LIFESTYLE - Sun-Sentinel, Tuesday. May 4, 1993

Scraping Teeth drummer James Rite of Pembroke Pines pounds away while screaming a tune.

Band on the ruin

They were just another group out of South Florida. Then they went from bad to Worst.

By JILL YOUNG MILLER, Staff Writer

The bass player moved to Oregon. Someone stole the drummer's drums out of Toyota. The band has no gigs booked. But we didn't let that stop us. After all, Scraping Teeth is the Worst Band in America, so it makes sense that things would go from Worst to worse since last month, when Spin magazine named the trio the baddest (as in the most horrible) band in the land. The "Cream of the Crap."

"I feel like I just won something on the Dating Game," James Rite, 31, of Pembroke Pines told Spin. "I hope my screams had something to do with it." Then he took the $500 prize and bought a set of electronic drums, a true hallmark of a band in decline.

"The great thing about Scraping Teeth that I'm really happy about is that they weren't trying to be bad," says Mark Blackwell, a senior editor at Spin. He and his coworkers endured seven garbage bags full of "music" before they chose the Teeth. "There were nights," Blackwell says, "when I went home with headaches."

Scraping teeth's pain inducing songs include Death by Refrigerator, Life Without Soap, Torture and Stuff and titles we won't print in a family newspaper. As Spin put it, the trio's repertoire is one long dissonant, atonal, relentless ache." The band that got together in 1989, actually performed regularly at Washington Square in Miami Beach and Churchill's Hideaway in Miami. Then bass player Isaac Ersoff moved to Oregon to become, of all things, a lawyer. "He said, 'If you get to go on Letterman or do any tour, I want to be involved,'" Rite says. Letterman hasn't called. Guitarist Frank Falestra of Miami Beach, didn't show last week for an interview at drummer Rite's apartment. So we just talked to Rite, who is married, has a job in computers and is not as scary as we thought he would be.

A few weeks ago you were a relatively unknown band....

I guess so. Do you want something to drink, by the way? Do you want a -- all I have is Samuel Adams as far as beer goes. Otherwise I have iced tea or water.

Iced tea would be fine. Thanks. A few weeks ago you were a relatively unknown band...

I guess.

Can I ask this question?

Go ahead.

Now you're the Worst Band in America. Does that hurt?

No. No. It doesn't. Just to win something is nice... And I've told people, it's better then being in the best band in America, whatever, because usually you have to be on Star Search or something like that, and I don't like that kind of music.

Sure.

It's almost like when you're scraping chalk on a chalkboard. Well, Scraping Teeth has almost the same kind of effect, I guess, to really kind of drive people away. That's what we try to do.

So you're the drummer.

And I scream. Screaming vocals. Real loud. I pound -- and like Animal from The Muppets? I gett like that on the drums. I just go crazy. [He glances toward the bedroom.] My wife's in the background, snickering.
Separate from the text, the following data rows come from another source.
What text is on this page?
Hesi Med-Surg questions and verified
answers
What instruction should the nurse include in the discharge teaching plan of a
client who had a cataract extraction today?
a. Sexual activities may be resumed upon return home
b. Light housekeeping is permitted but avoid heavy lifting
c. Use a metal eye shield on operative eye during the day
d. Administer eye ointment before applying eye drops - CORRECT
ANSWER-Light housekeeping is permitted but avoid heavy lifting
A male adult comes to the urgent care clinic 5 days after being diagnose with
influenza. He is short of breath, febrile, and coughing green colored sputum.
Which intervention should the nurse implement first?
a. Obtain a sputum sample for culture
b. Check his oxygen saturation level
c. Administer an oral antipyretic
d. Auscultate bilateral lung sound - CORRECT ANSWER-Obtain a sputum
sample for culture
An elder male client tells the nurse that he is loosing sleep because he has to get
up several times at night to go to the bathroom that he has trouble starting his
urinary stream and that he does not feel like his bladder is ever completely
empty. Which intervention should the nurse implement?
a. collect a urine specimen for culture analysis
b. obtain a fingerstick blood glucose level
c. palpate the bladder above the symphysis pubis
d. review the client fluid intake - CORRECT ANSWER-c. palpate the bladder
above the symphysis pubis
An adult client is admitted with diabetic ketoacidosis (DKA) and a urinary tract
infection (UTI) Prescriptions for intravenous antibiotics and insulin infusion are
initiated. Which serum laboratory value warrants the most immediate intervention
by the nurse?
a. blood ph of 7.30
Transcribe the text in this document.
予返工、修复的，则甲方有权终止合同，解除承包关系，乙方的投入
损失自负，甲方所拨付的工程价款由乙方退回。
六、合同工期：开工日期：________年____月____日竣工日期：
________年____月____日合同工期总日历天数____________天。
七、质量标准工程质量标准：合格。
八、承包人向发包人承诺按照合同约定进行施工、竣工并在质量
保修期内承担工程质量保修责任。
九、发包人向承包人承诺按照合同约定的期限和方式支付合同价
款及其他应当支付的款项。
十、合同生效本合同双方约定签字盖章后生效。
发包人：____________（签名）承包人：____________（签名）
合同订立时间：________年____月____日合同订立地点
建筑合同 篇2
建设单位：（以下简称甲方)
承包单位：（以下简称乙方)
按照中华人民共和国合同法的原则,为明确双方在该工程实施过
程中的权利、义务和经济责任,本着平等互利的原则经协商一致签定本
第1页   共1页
She's listening to all this. [Kathy Rite is not a Teeth fan... "I listen to country music", she says.]

Do you guys ever practice?

Um, no. The first time we ever played on stage was the first time we did anything. We don't even tune our instruments. Were that bad.

So you've actually performed.

We use to play all the time. But it got to the point where a lot of bands would complain. Not all of them. But there were certain ones: "Oh, I not going to follow that band. I hate that band." Sometimes the owner would come up to us at one of the places: "Can you turn it down a little bit? People are complaining." It got to that point. And eventually my mic on the soundboard, they would turn my volume level all the way down, where I'd be screaming and whatever. And nothing. You couldn't hear anything, because they turned my mikes down. The DJ did that because I don't think he liked me.

Churchill's, they use to have wine glasses hanging upside down. I remember one time they started breaking. They were falling of the bar thing, we were so loud. I remember screaming and I heard smashing and we saw them as they were falling. I got into it. I wanted them to keep breaking.

Your screaming, where does that come from?

It's just this loud, experimental, frustration type of attitude. ....It's just something, suddenly I felt like doing. It just sounded cool to me. And I enjoyed it. I always felt like I wanted to scream live to see how people....[He leaves the thought hanging.]

Do people dance?

I always thought people should thrash to our music, because we get real intense. I can keep a real fast beat going and get real wild. One time one guy hit his head on a whatchamacallit, one of those fan things.

A ceiling fan?

But they were skinheads, and they actually hated us, though. I couldn't figure that out.